In this spirit, the Office scaled up its preventive mandate through active engagement with public institutions, private sector actors, civil society- and secured convictions and asset recovery through impactful plea bargaining. We also reckon that the nation's anti-corruption legal framework requires re-imagination, modernisation and retooling to address the immense scale and complexity of modern corruption in the context of our social, economic and political constructs.
"On this score, the Office has proposed the inclusion of a new chapter in the Constitution dedicated to the fight against corruption through definitive constitutional expression by the institution of proposed concrete measures to effectively and comprehensively suppress and repress corruption in public life as well as in the private sector chief among which include lifestyle audit non-conviction-based asset recovery, enhanced asset declaration and verification regime, and reverse onus presumption of corruption as the foundation of both anti-corruption criminal proceedings and civil asset recovery proceedings," parts of the report added.
The Office is also leading the charge in respect of the passage of a comprehensive Corrupt Practices Act and Conduct of Public Officers Act.

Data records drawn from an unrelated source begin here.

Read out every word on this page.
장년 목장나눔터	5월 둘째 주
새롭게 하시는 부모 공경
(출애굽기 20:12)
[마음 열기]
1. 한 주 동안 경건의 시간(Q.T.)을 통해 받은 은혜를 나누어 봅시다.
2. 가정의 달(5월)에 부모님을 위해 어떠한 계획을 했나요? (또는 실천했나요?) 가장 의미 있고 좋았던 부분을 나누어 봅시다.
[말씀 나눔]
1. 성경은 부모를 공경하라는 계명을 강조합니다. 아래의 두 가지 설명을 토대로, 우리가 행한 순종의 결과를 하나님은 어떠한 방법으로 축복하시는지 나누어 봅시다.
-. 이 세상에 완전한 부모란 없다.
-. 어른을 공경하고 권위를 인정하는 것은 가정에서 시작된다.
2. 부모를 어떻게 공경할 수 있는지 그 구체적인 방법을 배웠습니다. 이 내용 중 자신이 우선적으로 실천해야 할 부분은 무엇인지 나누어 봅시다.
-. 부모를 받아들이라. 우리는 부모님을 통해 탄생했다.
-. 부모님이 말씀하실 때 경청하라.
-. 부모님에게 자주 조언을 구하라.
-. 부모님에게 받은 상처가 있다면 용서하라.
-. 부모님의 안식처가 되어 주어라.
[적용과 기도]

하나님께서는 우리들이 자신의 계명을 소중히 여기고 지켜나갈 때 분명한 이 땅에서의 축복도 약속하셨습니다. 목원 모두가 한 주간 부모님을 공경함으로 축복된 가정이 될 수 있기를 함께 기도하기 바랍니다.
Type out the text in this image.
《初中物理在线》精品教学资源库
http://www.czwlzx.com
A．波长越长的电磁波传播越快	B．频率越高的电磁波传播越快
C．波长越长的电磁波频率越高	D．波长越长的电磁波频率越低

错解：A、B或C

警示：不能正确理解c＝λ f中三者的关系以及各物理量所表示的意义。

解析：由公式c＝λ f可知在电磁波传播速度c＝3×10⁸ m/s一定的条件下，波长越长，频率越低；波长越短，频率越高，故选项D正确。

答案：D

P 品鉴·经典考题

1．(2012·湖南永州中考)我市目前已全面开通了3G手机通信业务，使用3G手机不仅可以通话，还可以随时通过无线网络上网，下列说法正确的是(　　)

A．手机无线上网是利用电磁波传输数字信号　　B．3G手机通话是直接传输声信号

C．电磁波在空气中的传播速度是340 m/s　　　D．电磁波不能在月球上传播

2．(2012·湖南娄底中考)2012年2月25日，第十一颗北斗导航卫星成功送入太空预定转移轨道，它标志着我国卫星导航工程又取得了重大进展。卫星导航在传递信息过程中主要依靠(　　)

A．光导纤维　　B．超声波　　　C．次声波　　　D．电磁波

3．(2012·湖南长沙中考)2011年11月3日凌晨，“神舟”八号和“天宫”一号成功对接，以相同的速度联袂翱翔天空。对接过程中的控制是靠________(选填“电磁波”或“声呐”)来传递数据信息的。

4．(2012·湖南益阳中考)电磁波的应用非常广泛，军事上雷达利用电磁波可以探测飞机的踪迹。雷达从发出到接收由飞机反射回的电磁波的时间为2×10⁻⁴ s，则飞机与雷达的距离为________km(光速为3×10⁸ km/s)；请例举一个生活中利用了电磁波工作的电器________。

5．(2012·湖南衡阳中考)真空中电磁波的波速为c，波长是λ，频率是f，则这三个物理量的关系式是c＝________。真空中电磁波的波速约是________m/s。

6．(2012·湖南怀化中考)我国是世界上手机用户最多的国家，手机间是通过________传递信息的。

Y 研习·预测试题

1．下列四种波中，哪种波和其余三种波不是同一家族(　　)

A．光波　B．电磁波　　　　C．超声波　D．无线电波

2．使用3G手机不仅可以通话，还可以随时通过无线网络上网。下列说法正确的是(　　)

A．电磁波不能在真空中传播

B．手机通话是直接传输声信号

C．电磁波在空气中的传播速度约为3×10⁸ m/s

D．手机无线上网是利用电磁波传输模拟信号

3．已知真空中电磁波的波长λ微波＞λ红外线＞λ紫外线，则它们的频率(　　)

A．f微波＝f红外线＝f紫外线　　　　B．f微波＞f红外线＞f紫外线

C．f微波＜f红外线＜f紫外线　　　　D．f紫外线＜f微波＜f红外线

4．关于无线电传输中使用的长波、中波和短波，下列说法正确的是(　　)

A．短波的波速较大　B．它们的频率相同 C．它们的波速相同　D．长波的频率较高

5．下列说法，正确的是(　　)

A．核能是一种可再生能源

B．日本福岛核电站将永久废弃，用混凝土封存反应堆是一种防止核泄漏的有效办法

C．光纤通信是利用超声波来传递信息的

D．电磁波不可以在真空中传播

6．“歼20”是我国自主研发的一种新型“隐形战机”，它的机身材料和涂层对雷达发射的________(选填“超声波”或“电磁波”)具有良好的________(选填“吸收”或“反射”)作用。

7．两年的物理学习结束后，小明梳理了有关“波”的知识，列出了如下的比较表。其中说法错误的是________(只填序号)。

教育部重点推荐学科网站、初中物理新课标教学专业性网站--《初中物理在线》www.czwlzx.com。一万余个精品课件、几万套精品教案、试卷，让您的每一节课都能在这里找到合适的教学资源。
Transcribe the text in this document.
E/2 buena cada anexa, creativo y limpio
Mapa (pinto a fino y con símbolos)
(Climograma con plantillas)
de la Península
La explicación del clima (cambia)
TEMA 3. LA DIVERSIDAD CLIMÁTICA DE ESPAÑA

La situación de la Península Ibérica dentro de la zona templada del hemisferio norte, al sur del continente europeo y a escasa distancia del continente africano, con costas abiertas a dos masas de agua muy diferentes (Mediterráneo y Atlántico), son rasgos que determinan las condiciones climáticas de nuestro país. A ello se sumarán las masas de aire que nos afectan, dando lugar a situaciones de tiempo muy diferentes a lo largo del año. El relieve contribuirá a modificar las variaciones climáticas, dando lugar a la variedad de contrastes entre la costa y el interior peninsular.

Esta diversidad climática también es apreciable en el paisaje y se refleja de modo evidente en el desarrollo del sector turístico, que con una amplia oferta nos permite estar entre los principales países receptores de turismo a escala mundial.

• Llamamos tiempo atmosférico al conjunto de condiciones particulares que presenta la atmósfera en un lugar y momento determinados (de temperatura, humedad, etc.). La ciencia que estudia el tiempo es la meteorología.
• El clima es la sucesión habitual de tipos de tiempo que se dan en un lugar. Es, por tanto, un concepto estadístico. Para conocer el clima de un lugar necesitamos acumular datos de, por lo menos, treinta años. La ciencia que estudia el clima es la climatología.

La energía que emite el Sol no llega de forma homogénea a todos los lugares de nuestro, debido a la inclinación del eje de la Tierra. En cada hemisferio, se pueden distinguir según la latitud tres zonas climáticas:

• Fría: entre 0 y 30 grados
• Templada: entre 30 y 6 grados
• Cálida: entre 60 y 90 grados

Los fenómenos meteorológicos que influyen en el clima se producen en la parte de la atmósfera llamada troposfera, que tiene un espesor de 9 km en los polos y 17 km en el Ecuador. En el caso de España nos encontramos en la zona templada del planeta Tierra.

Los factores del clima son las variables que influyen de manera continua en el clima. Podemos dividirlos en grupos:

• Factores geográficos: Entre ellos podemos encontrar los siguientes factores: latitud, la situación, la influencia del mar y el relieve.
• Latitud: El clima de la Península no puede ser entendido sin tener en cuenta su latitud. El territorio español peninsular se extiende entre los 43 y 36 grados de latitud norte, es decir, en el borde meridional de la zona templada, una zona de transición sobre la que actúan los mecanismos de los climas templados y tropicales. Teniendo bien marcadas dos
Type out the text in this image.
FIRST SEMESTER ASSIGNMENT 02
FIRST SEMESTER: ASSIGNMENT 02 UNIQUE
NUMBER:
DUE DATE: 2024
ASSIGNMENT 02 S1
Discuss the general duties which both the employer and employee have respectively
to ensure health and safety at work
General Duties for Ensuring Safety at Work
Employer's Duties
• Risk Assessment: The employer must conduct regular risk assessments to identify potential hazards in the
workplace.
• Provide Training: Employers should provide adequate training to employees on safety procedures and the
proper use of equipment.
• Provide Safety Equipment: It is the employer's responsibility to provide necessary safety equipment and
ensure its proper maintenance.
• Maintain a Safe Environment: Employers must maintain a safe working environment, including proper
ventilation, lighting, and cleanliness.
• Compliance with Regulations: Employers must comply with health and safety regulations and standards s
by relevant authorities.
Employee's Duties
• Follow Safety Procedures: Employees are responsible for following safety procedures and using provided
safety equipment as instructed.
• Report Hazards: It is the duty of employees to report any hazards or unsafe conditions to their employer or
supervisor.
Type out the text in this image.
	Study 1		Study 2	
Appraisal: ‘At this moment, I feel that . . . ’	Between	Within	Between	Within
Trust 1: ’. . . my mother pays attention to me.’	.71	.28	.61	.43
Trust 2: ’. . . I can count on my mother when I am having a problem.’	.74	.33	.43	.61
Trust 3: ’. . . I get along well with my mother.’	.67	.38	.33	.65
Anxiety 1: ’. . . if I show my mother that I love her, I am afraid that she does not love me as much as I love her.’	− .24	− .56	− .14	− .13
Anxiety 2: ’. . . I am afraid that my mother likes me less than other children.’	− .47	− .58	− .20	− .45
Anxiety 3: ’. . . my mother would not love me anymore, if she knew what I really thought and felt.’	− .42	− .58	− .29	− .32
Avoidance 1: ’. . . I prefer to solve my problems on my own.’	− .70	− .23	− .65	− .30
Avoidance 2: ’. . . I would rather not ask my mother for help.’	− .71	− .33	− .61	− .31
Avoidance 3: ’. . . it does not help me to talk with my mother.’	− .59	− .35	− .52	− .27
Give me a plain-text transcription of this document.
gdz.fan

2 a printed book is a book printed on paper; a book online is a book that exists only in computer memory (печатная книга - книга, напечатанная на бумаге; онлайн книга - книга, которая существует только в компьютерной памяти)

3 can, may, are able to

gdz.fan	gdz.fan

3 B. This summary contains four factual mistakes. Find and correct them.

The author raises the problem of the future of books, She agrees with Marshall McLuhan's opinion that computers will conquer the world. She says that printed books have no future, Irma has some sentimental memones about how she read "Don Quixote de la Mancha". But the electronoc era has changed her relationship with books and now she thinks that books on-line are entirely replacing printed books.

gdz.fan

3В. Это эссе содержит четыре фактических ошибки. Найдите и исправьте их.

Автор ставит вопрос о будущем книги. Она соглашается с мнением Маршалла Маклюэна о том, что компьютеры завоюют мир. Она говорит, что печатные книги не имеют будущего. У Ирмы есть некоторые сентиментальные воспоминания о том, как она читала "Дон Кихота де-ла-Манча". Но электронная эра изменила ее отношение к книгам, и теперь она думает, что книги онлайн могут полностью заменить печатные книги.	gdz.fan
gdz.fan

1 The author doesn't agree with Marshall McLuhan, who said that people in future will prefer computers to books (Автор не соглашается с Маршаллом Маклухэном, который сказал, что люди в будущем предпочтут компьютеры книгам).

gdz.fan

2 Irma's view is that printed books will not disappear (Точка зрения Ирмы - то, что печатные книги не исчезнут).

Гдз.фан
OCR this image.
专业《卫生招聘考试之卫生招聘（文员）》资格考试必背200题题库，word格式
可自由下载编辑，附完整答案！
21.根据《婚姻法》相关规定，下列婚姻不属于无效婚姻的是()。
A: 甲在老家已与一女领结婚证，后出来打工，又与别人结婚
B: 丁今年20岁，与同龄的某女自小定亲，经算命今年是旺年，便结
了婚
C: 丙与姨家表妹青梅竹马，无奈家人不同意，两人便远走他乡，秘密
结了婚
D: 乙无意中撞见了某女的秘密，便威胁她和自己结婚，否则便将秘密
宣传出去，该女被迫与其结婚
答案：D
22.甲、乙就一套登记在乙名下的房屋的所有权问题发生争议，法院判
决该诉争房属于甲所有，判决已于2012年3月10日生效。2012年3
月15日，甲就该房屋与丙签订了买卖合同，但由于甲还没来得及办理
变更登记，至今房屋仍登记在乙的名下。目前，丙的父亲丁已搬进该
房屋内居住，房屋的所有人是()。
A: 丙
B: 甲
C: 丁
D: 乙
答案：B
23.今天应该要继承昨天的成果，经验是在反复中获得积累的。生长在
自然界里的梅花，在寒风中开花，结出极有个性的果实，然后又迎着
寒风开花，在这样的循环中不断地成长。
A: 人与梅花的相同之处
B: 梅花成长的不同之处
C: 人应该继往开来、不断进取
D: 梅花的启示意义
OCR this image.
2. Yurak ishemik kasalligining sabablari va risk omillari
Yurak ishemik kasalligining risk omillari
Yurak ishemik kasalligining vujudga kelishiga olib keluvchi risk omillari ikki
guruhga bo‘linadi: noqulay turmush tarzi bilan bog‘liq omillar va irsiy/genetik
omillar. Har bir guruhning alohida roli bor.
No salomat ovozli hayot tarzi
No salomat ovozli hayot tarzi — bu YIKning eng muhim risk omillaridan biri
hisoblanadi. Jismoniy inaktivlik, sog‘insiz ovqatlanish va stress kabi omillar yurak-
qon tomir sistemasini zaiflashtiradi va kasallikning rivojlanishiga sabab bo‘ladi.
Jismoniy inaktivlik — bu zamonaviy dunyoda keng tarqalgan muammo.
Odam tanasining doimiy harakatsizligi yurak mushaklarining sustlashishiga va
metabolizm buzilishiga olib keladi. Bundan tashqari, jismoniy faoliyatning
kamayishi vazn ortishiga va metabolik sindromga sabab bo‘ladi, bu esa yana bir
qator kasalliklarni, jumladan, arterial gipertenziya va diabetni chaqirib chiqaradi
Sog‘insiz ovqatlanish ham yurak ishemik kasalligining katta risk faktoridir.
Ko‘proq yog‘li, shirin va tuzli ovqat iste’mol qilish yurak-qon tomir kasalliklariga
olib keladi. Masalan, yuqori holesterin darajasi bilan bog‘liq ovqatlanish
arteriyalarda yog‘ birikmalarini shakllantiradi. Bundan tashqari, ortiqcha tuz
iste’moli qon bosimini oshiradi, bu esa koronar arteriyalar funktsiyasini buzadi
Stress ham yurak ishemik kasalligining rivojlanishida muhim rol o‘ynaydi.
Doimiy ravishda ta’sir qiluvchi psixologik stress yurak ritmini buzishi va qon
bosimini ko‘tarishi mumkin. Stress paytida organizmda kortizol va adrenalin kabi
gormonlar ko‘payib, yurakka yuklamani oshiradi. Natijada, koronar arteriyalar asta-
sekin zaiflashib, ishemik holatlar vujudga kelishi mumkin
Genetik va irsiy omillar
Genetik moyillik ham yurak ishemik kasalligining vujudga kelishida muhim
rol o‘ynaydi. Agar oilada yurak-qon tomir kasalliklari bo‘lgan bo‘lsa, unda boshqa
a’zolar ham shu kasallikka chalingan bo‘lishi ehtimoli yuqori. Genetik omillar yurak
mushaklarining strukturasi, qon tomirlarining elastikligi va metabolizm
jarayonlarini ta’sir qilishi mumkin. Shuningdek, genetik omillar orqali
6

Currently, sixty-seven(67) cases are being handled by the Office, all of which are undergoing comprehensive review.
The corruption cases being investigated by OSP include: Minerals Income Investment Fund, Ghana Airports Company Limited, Ghana Education Service, National Commission on Culture, Ghana Revenue Authority/Tata Consulting Services, National Service Authority, Ministry of Health/Service Ghana Auto Group Limited, National Cathedral.
The others are: Tema oil refinery and Tema Energy and Processing Limited and the Electricity Company of Ghana Limited, State lands, Stool lands, and other Vested lands, Illegal Mining, National Sports Authority, Customs Division of Ghana Revenue Authority, Bank of Ghana and Estate of Kwadwo Owusu-Afriyie, alias Sir John.